Controls in multi player games.
You send the ingame commands like movement ect to the onlive servers who then sends it to the game server that processes it sends the new userstate back to the onlive servers wich processes it and renders the next frame (se video above). Whats most amusig is that the onlive servers games report the latency from the onlive to the game server not the actual latency for the user (game-onlive-server-onlive-extra compressions-decompression latency-gamer).

So you say that a computer to server and back is not faster than the above? Sorry I have to say this but some loud people seriously need education before speaking up about matters they don't fully grasp!

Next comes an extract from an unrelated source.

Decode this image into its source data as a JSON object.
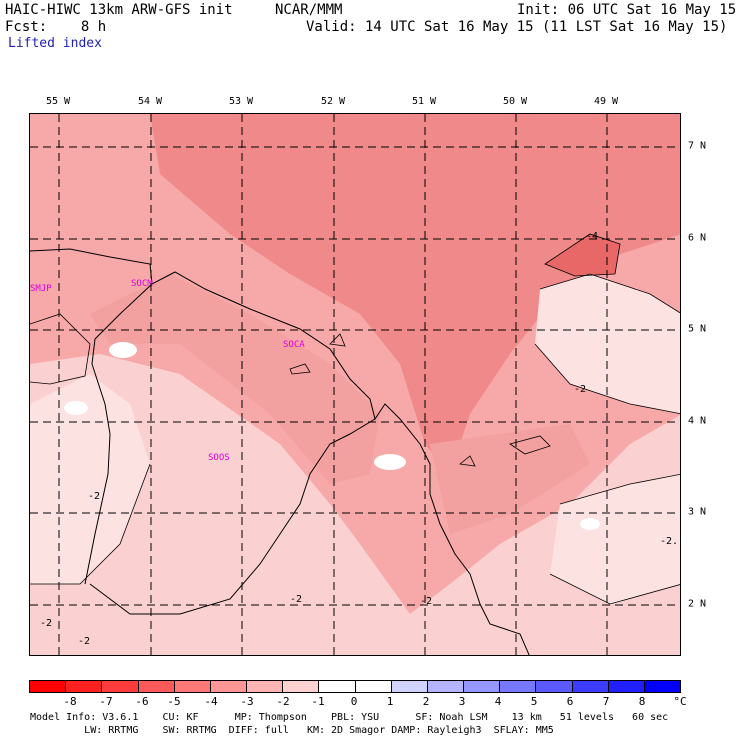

Sure onlive could be a possible future and has its uses even today when you run on a poor mans gaming computer but don't for a second try to convince the less educated people that its the best option today because its simply just a marketing statement based on the above - weak computer with a high bandwidth connection and most peeps that can afford the better connections sure as hell can afford a good computer voiding the main targets for the onlive.

I think download content is the future like steam! Even publishers have even spoke up against onlive and they use to be cautious. Main reason - it don't allow them to let their players experience their games as they want and that should tell just about any uneducated where their trust lies!